A few things we abuse:

• ((statement,statement,...)) is a sequence of arithmetic expressions which returns truthy if the last statement is non-zero.
• The return value of a loop is the return value of the last statement in a loop.
• Arithmetic operator precedences were pretty nice to us, as only one pair of no parentheses were used. One byte could be saved if ! bound less tightly than &.
• Unset parameters expand to 0 in arithmetic expansions.
• The function we use to map to the keypad number is CODE / 3.2 - 18 (with a special case for Z), but since we only need the change between codes, we don't do the linear adjustment.

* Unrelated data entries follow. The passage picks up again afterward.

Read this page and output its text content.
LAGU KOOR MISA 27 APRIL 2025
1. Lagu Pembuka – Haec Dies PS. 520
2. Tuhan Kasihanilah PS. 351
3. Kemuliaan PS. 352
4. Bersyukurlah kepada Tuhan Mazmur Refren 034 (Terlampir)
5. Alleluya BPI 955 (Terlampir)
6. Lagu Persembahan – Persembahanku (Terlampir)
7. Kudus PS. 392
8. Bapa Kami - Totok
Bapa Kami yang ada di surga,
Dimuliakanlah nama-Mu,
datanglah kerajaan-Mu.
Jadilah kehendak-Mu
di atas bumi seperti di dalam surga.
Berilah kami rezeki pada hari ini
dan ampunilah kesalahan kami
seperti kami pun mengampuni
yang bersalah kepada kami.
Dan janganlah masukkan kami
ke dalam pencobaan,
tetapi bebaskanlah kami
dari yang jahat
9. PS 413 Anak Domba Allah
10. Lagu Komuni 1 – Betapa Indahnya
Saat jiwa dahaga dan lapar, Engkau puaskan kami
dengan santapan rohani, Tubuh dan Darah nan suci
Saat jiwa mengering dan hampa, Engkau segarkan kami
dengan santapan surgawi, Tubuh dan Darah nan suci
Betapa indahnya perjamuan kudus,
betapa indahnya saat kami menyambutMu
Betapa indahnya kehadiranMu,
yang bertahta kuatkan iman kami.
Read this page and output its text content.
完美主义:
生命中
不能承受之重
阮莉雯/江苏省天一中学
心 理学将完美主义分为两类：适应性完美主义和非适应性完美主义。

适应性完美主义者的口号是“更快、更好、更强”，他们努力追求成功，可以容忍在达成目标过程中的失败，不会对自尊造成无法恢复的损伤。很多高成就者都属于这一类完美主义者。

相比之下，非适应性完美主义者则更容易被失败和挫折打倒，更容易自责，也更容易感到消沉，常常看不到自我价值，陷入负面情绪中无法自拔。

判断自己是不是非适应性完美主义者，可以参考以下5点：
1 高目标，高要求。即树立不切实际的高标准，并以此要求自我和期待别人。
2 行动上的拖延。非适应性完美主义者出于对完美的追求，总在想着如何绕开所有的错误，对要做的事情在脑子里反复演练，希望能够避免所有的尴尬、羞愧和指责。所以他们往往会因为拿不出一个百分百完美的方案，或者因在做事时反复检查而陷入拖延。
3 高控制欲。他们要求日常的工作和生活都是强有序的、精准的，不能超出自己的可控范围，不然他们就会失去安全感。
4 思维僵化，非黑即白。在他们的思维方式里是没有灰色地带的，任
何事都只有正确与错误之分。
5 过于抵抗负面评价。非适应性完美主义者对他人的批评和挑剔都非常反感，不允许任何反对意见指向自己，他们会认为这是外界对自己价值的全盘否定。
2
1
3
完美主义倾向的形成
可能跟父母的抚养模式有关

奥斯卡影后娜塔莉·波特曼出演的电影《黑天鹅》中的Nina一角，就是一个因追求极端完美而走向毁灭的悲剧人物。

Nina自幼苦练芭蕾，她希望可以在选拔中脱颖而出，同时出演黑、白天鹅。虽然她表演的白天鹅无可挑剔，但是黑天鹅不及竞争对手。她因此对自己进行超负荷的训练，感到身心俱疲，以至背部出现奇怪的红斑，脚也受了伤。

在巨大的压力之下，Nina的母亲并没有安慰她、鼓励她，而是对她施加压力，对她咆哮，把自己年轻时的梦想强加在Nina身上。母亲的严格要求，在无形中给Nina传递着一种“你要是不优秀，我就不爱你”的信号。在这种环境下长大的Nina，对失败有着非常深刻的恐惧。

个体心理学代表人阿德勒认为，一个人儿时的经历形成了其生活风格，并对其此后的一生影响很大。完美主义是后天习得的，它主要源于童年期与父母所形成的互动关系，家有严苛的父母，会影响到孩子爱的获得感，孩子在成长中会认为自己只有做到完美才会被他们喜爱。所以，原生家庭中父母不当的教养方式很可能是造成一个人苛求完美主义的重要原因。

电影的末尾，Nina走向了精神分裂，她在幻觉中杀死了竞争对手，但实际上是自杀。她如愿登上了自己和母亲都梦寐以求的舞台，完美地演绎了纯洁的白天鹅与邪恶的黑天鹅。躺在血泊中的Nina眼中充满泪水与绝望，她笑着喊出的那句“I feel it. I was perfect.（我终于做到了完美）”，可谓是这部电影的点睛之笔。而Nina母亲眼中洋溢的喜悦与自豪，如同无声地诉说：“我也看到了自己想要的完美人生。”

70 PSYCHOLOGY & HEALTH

for c (${(s::)1})           # split into characters
    (( y = #c-90 ? 0^(#c/3.2) : 27,   # this sets y to the keypad number + 18
       A |= y < p,          # set the A flag if we detect it is not ascending
       D |= p && p < y,     # ditto descending, don't compare on first iteration
       p = y,               # save the current character
       !D | !A              # return false if D and A are both set
    ))

2 bytes can be saved if the truthy/falsey values can be swapped.